Today in History:
On March 20, 1996, a jury in Los Angeles convicted Erik and Lyle Menendez of first-degree murder in the shotgun slayings of their wealthy parents. (They were sentenced to life in prison without the possibility of parole.)
On this date:
In 1413, England’s King Henry IV died; he was succeeded by Henry V.
In 1815, Napoleon Bonaparte returned to Paris after escaping his exile on Elba, beginning his “Hundred Days” rule.
In 1852, Harriet Beecher Stowe’s influential novel about slavery, “Uncle Tom’s Cabin,” was first published in book form after being serialized.
In 1854, the Republican Party of the United States was founded by slavery opponents at a schoolhouse in Ripon, Wisconsin.

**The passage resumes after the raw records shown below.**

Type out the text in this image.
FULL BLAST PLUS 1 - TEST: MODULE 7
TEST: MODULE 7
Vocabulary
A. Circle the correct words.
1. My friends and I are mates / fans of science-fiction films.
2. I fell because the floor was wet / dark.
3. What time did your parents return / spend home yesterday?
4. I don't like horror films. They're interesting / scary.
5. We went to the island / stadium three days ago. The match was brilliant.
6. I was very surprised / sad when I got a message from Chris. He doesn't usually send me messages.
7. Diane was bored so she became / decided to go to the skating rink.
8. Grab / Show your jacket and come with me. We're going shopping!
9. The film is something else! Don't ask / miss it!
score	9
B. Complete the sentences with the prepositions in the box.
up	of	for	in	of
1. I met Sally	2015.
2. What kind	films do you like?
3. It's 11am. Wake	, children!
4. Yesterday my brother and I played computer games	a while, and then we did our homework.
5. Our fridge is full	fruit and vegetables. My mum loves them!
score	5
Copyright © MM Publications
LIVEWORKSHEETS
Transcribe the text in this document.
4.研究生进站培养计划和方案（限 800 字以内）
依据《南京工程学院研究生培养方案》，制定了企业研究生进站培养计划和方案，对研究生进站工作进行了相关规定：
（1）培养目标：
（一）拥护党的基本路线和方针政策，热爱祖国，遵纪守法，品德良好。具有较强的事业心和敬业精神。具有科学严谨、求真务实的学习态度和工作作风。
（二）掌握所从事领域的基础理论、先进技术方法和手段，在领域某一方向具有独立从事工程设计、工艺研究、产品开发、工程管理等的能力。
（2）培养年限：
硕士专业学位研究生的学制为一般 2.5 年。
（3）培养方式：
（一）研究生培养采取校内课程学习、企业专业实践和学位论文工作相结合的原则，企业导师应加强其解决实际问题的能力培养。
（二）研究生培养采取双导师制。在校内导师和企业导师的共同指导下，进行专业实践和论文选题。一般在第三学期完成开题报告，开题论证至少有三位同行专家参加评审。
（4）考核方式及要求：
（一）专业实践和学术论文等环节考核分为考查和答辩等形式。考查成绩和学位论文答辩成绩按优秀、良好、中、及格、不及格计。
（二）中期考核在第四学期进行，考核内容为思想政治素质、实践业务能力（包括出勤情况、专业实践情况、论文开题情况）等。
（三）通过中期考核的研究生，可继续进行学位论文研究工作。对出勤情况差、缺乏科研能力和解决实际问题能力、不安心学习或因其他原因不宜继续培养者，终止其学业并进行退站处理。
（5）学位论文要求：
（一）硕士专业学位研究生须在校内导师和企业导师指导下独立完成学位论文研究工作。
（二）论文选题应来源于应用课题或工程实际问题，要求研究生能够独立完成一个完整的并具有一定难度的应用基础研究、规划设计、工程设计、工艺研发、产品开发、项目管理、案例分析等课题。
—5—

In 1922, the decommissioned USS Jupiter, converted into the first U.S. Navy aircraft carrier, was recommissioned as the USS Langley.
In 1952, the U.S. Senate ratified, 66-10, a Security Treaty with Japan.
In 1969, John Lennon married Yoko Ono in Gibraltar.
In 1976, kidnapped newspaper heiress Patricia Hearst was convicted of armed robbery for her part in a San Francisco bank holdup carried out by the Symbionese Liberation Army. (Hearst was sentenced to seven years in prison; she was released after serving 22 months, and was pardoned in 2001 by President Bill Clinton.)
In 1995, in Tokyo, 12 people were killed, more than 5,500 others sickened when packages containing the deadly chemical sarin were leaked on five separate subway trains by Aum Shinrikyo (ohm shin-ree-kyoh) cult members.
In 2013, making his first visit to Israel since taking office, President Barack Obama affirmed Israel’s sovereign right to defend itself from any threat and vowed to prevent Iran from obtaining nuclear weapons.
In 2014, President Barack Obama ordered economic sanctions against nearly two dozen members of Russian President Vladimir Putin’s inner circle and a major bank that provided them support, raising the stakes in an East-West showdown over Ukraine.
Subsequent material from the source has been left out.